日本の公益財団法人日本財団と三菱UFJリサーチ&コンサルティング株式会社は、共同で、コロナ禍における学校教育の制限が子どもの学習・生活習慣にどのような影響を与えているのか、調査を実施した。世帯年収により学習時間の変化に違いがみられることなどが明らかになった。

調査研究
nippon-foundation

同調査は、小学生から高校生までの子どもを持つ保護者4000名を対象に、2020年春の緊急事態宣言期間とその前後において子どもにどのような変化がみられたのか、アンケートを行っている。家庭の年収別で見ると、年収800万円以上の高所得世帯では、それ以下の世帯と比べ、休校中に自宅など学校外で勉強する時間を増やし、学校再開後も引き続き勉強時間に力を入れていることが示された。

また、テレビ、ゲーム、インターネット等の使用時間であるスクリーンタイムは、成績の低い子どもやひとり親世帯で大きな増加を示した。その他、低所得世帯において双方向型オンライン授業の実施が難しかったことや、元々成績の悪かった子どもに対してはオンライン授業の効果が限定的であったことなどがわかった。これらの調査結果からは、コロナ禍が、以前より存在した教育格差をさらに拡大させていることが示唆される。

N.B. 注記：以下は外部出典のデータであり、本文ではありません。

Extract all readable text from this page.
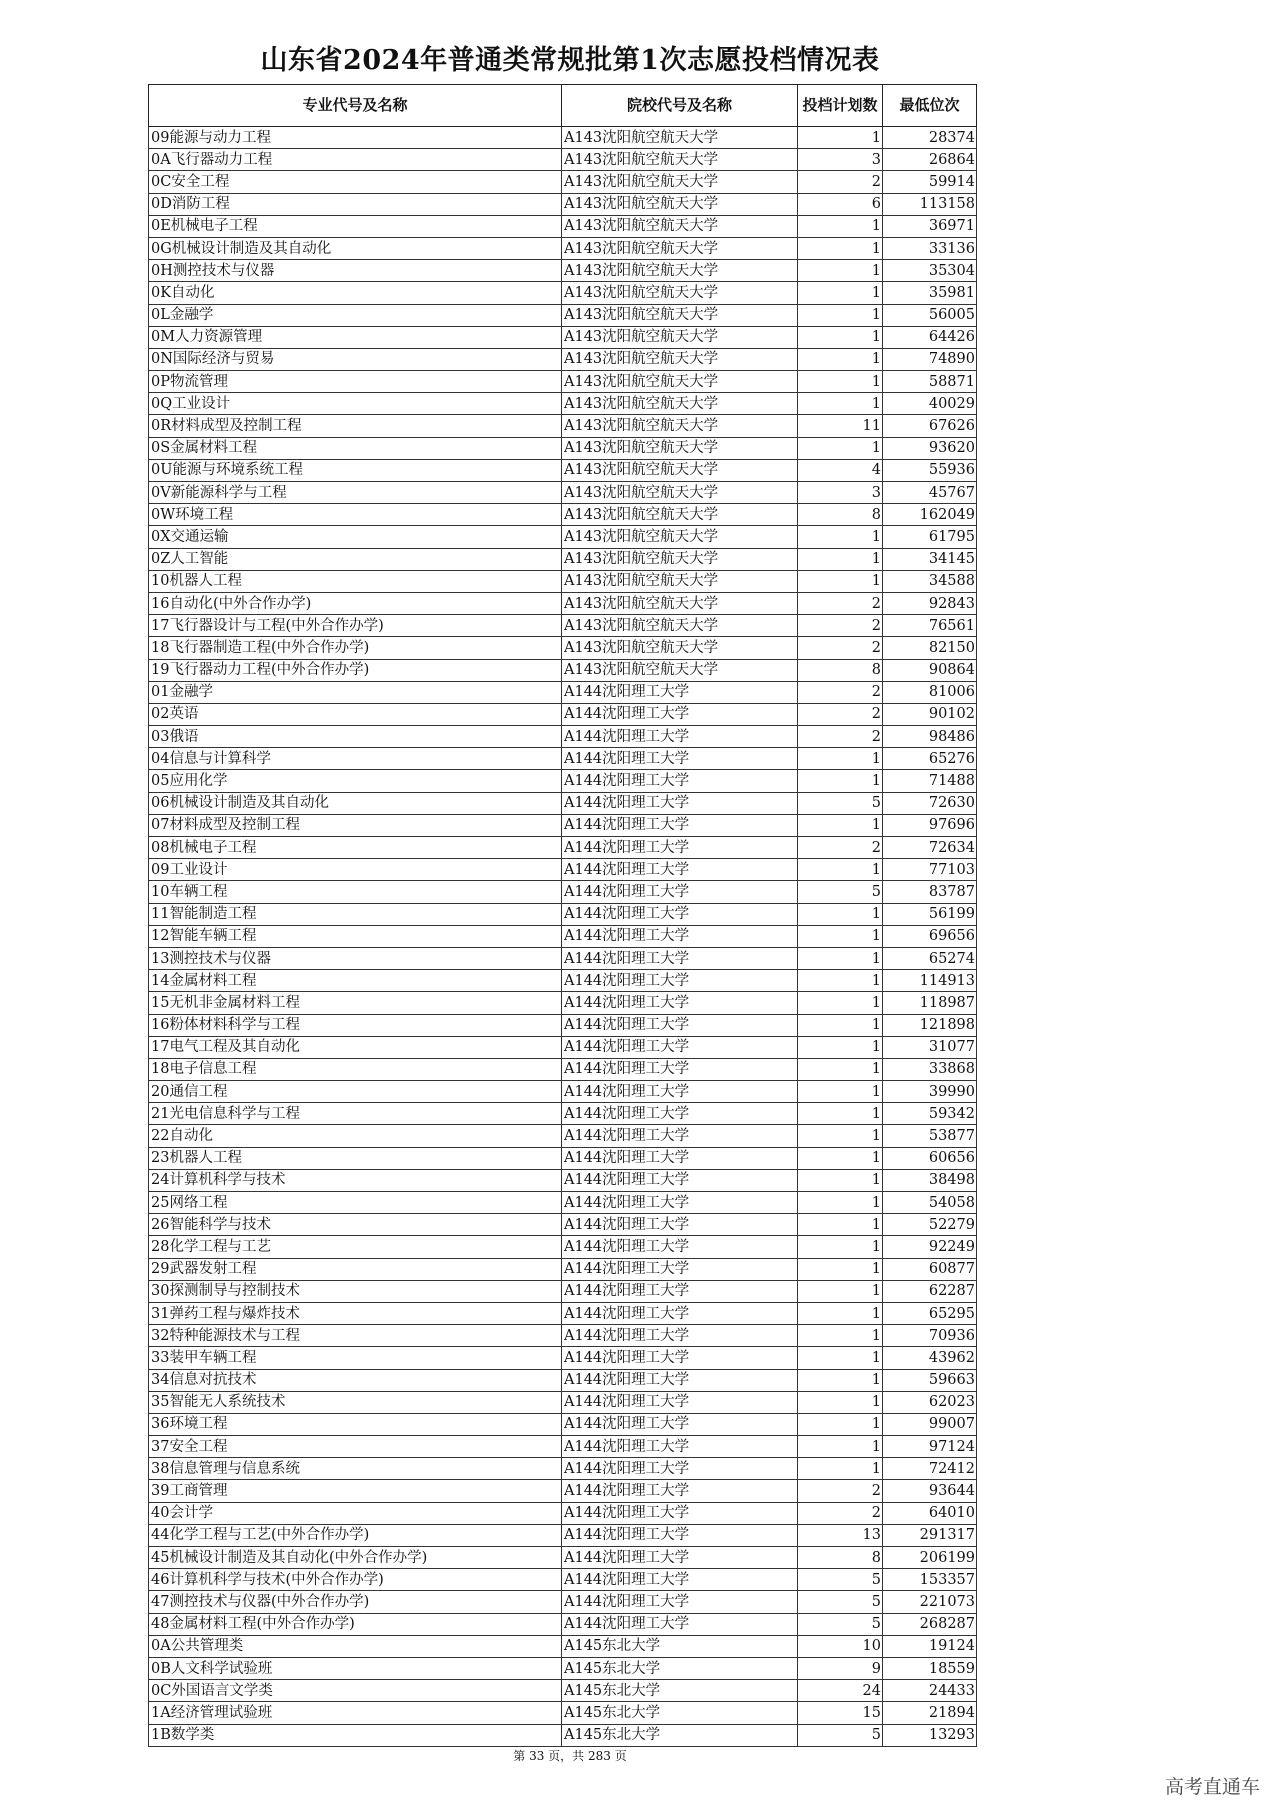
山东省2024年普通类常规批第1次志愿投档情况表
专业代号及名称	院校代号及名称	投档计划数	最低位次
09能源与动力工程	A143沈阳航空航天大学	1	28374
0A飞行器动力工程	A143沈阳航空航天大学	3	26864
0C安全工程	A143沈阳航空航天大学	2	59914
0D消防工程	A143沈阳航空航天大学	6	113158
0E机械电子工程	A143沈阳航空航天大学	1	36971
0G机械设计制造及其自动化	A143沈阳航空航天大学	1	33136
0H测控技术与仪器	A143沈阳航空航天大学	1	35304
0K自动化	A143沈阳航空航天大学	1	35981
0L金融学	A143沈阳航空航天大学	1	56005
0M人力资源管理	A143沈阳航空航天大学	1	64426
0N国际经济与贸易	A143沈阳航空航天大学	1	74890
0P物流管理	A143沈阳航空航天大学	1	58871
0Q工业设计	A143沈阳航空航天大学	1	40029
0R材料成型及控制工程	A143沈阳航空航天大学	11	67626
0S金属材料工程	A143沈阳航空航天大学	1	93620
0U能源与环境系统工程	A143沈阳航空航天大学	4	55936
0V新能源科学与工程	A143沈阳航空航天大学	3	45767
0W环境工程	A143沈阳航空航天大学	8	162049
0X交通运输	A143沈阳航空航天大学	1	61795
0Z人工智能	A143沈阳航空航天大学	1	34145
10机器人工程	A143沈阳航空航天大学	1	34588
16自动化(中外合作办学)	A143沈阳航空航天大学	2	92843
17飞行器设计与工程(中外合作办学)	A143沈阳航空航天大学	2	76561
18飞行器制造工程(中外合作办学)	A143沈阳航空航天大学	2	82150
19飞行器动力工程(中外合作办学)	A143沈阳航空航天大学	8	90864
01金融学	A144沈阳理工大学	2	81006
02英语	A144沈阳理工大学	2	90102
03俄语	A144沈阳理工大学	2	98486
04信息与计算科学	A144沈阳理工大学	1	65276
05应用化学	A144沈阳理工大学	1	71488
06机械设计制造及其自动化	A144沈阳理工大学	5	72630
07材料成型及控制工程	A144沈阳理工大学	1	97696
08机械电子工程	A144沈阳理工大学	2	72634
09工业设计	A144沈阳理工大学	1	77103
10车辆工程	A144沈阳理工大学	5	83787
11智能制造工程	A144沈阳理工大学	1	56199
12智能车辆工程	A144沈阳理工大学	1	69656
13测控技术与仪器	A144沈阳理工大学	1	65274
14金属材料工程	A144沈阳理工大学	1	114913
15无机非金属材料工程	A144沈阳理工大学	1	118987
16粉体材料科学与工程	A144沈阳理工大学	1	121898
17电气工程及其自动化	A144沈阳理工大学	1	31077
18电子信息工程	A144沈阳理工大学	1	33868
20通信工程	A144沈阳理工大学	1	39990
21光电信息科学与工程	A144沈阳理工大学	1	59342
22自动化	A144沈阳理工大学	1	53877
23机器人工程	A144沈阳理工大学	1	60656
24计算机科学与技术	A144沈阳理工大学	1	38498
25网络工程	A144沈阳理工大学	1	54058
26智能科学与技术	A144沈阳理工大学	1	52279
28化学工程与工艺	A144沈阳理工大学	1	92249
29武器发射工程	A144沈阳理工大学	1	60877
30探测制导与控制技术	A144沈阳理工大学	1	62287
31弹药工程与爆炸技术	A144沈阳理工大学	1	65295
32特种能源技术与工程	A144沈阳理工大学	1	70936
33装甲车辆工程	A144沈阳理工大学	1	43962
34信息对抗技术	A144沈阳理工大学	1	59663
35智能无人系统技术	A144沈阳理工大学	1	62023
36环境工程	A144沈阳理工大学	1	99007
37安全工程	A144沈阳理工大学	1	97124
38信息管理与信息系统	A144沈阳理工大学	1	72412
39工商管理	A144沈阳理工大学	2	93644
40会计学	A144沈阳理工大学	2	64010
44化学工程与工艺(中外合作办学)	A144沈阳理工大学	13	291317
45机械设计制造及其自动化(中外合作办学)	A144沈阳理工大学	8	206199
46计算机科学与技术(中外合作办学)	A144沈阳理工大学	5	153357
47测控技术与仪器(中外合作办学)	A144沈阳理工大学	5	221073
48金属材料工程(中外合作办学)	A144沈阳理工大学	5	268287
0A公共管理类	A145东北大学	10	19124
0B人文科学试验班	A145东北大学	9	18559
0C外国语言文学类	A145东北大学	24	24433
1A经济管理试验班	A145东北大学	15	21894
1B数学类	A145东北大学	5	13293
第 33 页，共 283 页
高考直通车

調査では、自分に自信を持つ、表現する、前向きさなどについての質問項目結果を非認知能力としてまとめている。非認知能力や生活習慣、心身の健康などにおいても、臨時休校期間が長くなるとマイナスの影響が見られることも、明らかになっている。社会貢献団体である日本財団は、本調査結果を「子ども第三の居場所」事業等へ反映する予定である。